We were about half way down and Steve didn't want to reride the top so we switched the helmet camera to me so I could film the Enchanter Forest. I restarted the Loop with the camcorder and as soon as I cleaned the tough stuff at the top of the trail I started picking up speed for the faster singletrack.
I hit the bottom section going way too fast and launched over the center of this 18" dropoff I would have otherwise avoided. Somehow I managed to stay vertical and avoid or ride over the exposed roots at the bottom. I figured Steve had some awesome footage for his video.
After a short grueling climb out of the Enchanted Forest we decided to try and go up to Woodcutters Path, a section of singletrack at the most distant portion of Wilder Ranch. The climb up the Eucalyptus Loop and Chinquapin fireroads was not particularly steep but felt considerably longer than the 300' climb showed on Steve's Topographic map.
Woodcutters Path starts out pretty wide and flat, but turns into fairly narrow singletrack with some short steep hills. We were running low on time and we discovered that the video we had taken while on the Enchanted Forest Loop was bad. We cut Woodcutter short so we could get another pass on Enchanted Forest and hopefully get a good video.
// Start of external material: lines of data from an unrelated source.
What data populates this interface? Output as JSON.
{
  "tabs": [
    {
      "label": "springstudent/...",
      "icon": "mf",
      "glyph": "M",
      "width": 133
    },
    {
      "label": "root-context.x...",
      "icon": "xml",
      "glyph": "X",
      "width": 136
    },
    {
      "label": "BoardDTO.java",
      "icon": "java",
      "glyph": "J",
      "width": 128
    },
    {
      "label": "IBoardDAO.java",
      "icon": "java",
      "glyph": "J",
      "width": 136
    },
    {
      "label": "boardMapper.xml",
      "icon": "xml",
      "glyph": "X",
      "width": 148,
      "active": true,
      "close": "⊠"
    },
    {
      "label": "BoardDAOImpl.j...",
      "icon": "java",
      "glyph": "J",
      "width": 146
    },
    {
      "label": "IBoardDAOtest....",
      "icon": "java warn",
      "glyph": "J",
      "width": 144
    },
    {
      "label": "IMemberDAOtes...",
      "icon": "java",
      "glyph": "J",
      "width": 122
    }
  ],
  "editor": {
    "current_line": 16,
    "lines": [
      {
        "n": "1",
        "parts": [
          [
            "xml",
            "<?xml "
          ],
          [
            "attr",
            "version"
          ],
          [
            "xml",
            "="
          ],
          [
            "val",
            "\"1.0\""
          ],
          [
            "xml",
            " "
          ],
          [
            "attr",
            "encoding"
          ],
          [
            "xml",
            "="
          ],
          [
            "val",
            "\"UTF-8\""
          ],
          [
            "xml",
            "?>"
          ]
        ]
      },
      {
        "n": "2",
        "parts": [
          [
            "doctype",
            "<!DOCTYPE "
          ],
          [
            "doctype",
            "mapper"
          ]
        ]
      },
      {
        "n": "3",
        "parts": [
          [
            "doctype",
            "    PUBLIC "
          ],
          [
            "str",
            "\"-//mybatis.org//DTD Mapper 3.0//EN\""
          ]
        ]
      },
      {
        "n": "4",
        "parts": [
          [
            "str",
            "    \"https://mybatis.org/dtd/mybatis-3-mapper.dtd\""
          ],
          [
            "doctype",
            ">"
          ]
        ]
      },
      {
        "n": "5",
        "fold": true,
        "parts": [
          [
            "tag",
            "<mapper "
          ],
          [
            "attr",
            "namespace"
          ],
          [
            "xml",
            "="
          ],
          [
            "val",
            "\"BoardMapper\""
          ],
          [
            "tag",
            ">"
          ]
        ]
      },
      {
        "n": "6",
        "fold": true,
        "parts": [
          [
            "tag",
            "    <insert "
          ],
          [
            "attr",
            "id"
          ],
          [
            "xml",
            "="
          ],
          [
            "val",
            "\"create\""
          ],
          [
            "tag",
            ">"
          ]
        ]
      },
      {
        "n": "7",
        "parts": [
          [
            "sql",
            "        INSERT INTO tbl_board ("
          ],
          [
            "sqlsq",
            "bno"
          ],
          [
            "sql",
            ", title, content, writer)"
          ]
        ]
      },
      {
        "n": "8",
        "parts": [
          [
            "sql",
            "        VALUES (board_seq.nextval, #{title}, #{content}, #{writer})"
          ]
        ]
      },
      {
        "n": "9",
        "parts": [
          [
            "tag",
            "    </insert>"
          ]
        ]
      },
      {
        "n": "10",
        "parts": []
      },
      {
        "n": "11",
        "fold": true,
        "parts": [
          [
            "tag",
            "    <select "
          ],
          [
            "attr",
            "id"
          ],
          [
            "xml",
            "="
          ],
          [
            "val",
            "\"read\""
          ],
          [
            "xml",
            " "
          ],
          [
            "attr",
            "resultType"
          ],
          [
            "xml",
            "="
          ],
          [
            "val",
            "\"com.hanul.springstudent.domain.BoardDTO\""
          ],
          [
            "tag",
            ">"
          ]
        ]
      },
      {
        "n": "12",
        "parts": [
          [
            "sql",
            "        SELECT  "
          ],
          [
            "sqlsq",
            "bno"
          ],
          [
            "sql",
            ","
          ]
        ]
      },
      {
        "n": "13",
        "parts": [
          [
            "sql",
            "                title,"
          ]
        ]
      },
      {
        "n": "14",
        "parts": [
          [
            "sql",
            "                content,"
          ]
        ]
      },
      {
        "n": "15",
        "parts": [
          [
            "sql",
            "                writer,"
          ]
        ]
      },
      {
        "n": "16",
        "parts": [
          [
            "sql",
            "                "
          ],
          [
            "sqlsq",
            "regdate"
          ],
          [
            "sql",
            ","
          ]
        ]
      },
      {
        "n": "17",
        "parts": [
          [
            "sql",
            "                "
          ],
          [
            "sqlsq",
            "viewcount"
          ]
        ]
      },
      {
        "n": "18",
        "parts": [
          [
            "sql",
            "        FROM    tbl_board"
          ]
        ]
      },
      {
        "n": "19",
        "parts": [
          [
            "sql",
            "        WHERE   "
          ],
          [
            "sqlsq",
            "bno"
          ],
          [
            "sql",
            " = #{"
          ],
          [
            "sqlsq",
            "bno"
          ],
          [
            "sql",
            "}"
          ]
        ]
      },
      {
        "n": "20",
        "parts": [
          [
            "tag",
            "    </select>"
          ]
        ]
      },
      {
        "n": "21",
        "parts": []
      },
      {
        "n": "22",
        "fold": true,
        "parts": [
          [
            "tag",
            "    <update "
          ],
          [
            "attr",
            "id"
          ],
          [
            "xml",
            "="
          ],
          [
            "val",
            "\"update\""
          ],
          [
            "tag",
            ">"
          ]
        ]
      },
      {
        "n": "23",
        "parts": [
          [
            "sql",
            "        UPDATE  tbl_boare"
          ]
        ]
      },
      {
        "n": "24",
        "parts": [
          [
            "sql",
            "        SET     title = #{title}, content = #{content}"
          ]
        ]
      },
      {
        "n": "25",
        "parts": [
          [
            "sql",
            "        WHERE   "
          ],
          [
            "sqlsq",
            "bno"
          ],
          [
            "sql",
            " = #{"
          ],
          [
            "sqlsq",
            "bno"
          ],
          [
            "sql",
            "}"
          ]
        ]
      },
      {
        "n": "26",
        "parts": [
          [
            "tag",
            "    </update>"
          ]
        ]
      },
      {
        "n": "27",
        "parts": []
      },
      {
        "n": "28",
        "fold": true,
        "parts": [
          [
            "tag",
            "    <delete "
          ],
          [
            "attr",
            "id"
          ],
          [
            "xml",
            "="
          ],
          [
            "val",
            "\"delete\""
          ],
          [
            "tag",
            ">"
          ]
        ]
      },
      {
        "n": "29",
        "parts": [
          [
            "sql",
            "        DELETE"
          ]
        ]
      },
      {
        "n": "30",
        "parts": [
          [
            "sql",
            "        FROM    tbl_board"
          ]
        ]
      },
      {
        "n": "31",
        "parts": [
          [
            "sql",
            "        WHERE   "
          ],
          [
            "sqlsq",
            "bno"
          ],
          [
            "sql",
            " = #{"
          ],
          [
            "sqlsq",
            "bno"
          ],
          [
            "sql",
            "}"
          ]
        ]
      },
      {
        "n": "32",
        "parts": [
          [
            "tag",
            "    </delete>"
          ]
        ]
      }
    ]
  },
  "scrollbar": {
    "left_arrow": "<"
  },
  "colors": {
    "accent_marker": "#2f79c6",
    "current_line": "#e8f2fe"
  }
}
After blasting down the 2 mile descent from Woodcutters to Enchanted Steve was still hesitant to ride the Enchanted Forest Loop so we switched helmets and packs so I could film the downhill. I cleaned the top section and the switchbacks with no problems and was really enjoying the rolling singletrack when I decided to take a banked curve high. I didn't look forward enough and coming down from the curve my front tire caught on some roots. My front tire went sideways and I made like superman over my front handlebars.
Before we started Steve said I needed to take a fall "For the Art". So I guess this is my contribution to the "art of mountain biking videos". Unfortunately I think the video quality on this section is questionable so after three attempts we didn't get decent video of this awesome downhill. Lesson Learned: Don't showboat for the video camera.
Sorry for the size on this image, I just thought compressing it would degrade this cool tree shot to much.
After the superman video we needed to make tracks back to the trailhead, we got lost for a little while before finding the Wilder Ridge trail. The Wilder ridge trail is mostly rough fireroad with large sections of exposed white rocks. I hit my peak speed of 36 MPH going down this section and flew right past the Zane Grey Cuttoff. We stopped, went back and took the cutoff which appeared to be a shorter way back to the trail head.
The Zane Grey cutoff is a short section of trail which is a fast narrow downhill with a few technical spots. Towards the bottom when you are going fast there are lots of waterbars and cross trail ruts to make you appreciate that full suspension bike.
We thought taking the Zane Grey cutoff would cut some time off of our return trip but it dropped us onto the lower portion of the Wilder Ridge loop which is bumpy singletrack that zigzags around and over a series of ravines and small canyons. It was a blast, but definitely slower than the rocket ride we would have gotten going straight down the top section of the Wilder Ridge loop.
After working our way through the ravines we hit the fireroad section of Wilder Ridge trail and turned towards the trailhead. The trail went up breifly and then descended all the way to the tunnel that goes back under Hiway 1.
Overall our ride took us roughly 5 hours with about 3 1/2 hours spent riding and the rest of the time spend resting, taking pictures, and setting up the video camera. At one point I had run out of water and Steve saved me, I was thirsty, hungry, bleeding, and covered with dirt from head to toe. Overall, signs of an awesome ride.